Prevalence of Acute Hepatitis E Virus Infections in Swiss Blood Donors 2018–2020

Round 1

Reviewer 1 Report

This manuscript reports the data of 2-year HEV RNA screening for all Swiss blood donations. This topic is important not only for improving safety of blood transfusion but also to better understand the spread of HEV in Switzerland as in other countries in Europe.

The manuscript is clearly written but there are several limitations.

Comments

1.       The 2-year HEV RNA screening was introduced on 1 October 2018 and ended on 30 September 2020 (Methods and Results line 179). What about after 30 September 2020 ? In addition, it is mentioned that the decision for the introduction of mandatory HEV RNA screening of all Swiss blood donations was taken in summer 2022 (Discussion line 361). Due to the submission date (March 2024), the data should be presented until the end of 2023. An update is needed. 

2.       The screening strategy was based on minipools of 12-24 samples (16-24 donations with the Roche Cobas assay and 12-15 with the Grifols Procleix assay). What is the rationale of these differences in the number of samples tested for each assay ?

3.       Due to several limits of detection for HEV RNA screening (limit of detection of each assay, size of the minipool) the number of positive samples and the number of donations tested should be indicated for each screening strategy.
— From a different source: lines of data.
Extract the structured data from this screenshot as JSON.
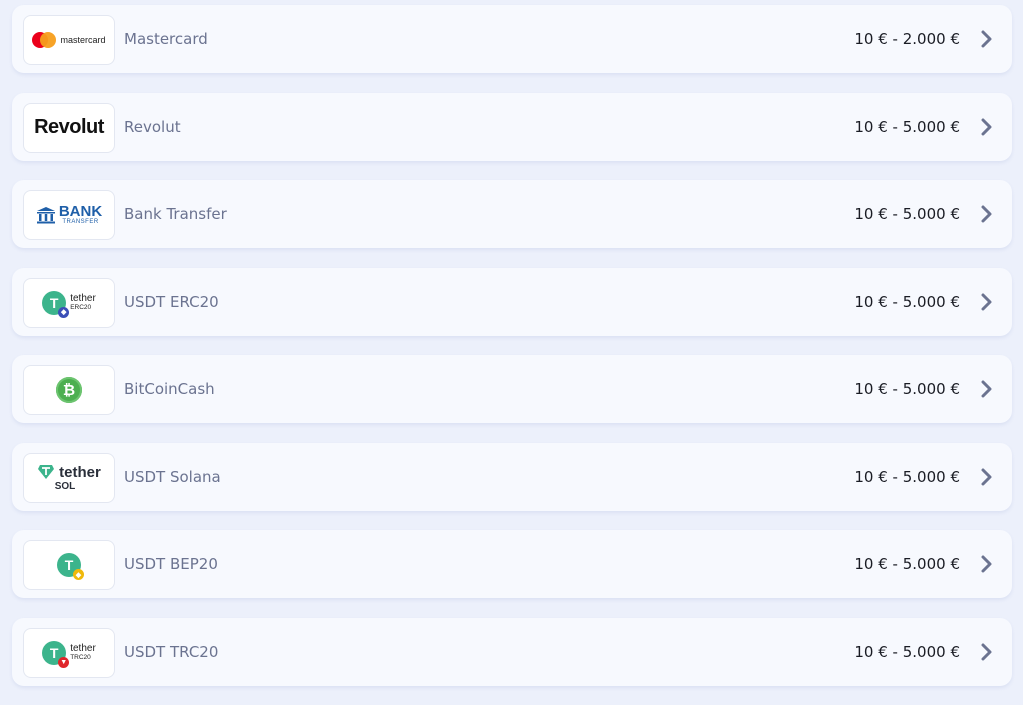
{
  "methods": [
    {
      "name": "Mastercard",
      "range": "10 € - 2.000 €",
      "logo_text": "mastercard",
      "logo": "mastercard-logo"
    },
    {
      "name": "Revolut",
      "range": "10 € - 5.000 €",
      "logo_text": "Revolut",
      "logo": "revolut-logo"
    },
    {
      "name": "Bank Transfer",
      "range": "10 € - 5.000 €",
      "logo_text": "BANK",
      "logo_subtext": "TRANSFER",
      "logo": "bank-logo"
    },
    {
      "name": "USDT ERC20",
      "range": "10 € - 5.000 €",
      "logo_text": "tether",
      "logo_subtext": "ERC20",
      "logo": "tether-erc20-logo"
    },
    {
      "name": "BitCoinCash",
      "range": "10 € - 5.000 €",
      "logo": "bitcoin-cash-logo"
    },
    {
      "name": "USDT Solana",
      "range": "10 € - 5.000 €",
      "logo_text": "tether",
      "logo_subtext": "SOL",
      "logo": "tether-sol-logo"
    },
    {
      "name": "USDT BEP20",
      "range": "10 € - 5.000 €",
      "logo": "tether-bep20-logo"
    },
    {
      "name": "USDT TRC20",
      "range": "10 € - 5.000 €",
      "logo_text": "tether",
      "logo_subtext": "TRC20",
      "logo": "tether-trc20-logo"
    }
  ],
  "colors": {
    "background": "#ecf0fb",
    "card": "#f7f9fe",
    "name_text": "#6b7390",
    "range_text": "#1a1c24",
    "chevron": "#6b7390",
    "tether_green": "#3cb48c",
    "bank_blue": "#1f5fa8"
  },
  "icons": {
    "chevron": "chevron-right-icon"
  }
}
This is important for comparisons with other studies performed in Europe. These data are also relevant for a better estimation of HEV incidence in Switzerland.  

4.       Two donors were weak HEV IgG positive in the X-1 donation indicating a reinfection. What is the anti-HEV IgG concentration in WHO units/ml ?

5.       Discussion, lines 310-317 : these sentence should be rewritten because the key point is the infectious dose as discussed on line 341.

6.       Minor points

-          Introduction : ICTV classification has changed (Purdy J Gen Virol 2022). HEV is now Paslahepevirus balayani.

-          Introduction : an update of the screening strategy adopted for each country (universal or selective screening, individual testing or minipool testing/size of the pools) is needed. For instance, an universal screening has replaced a selective screening in France.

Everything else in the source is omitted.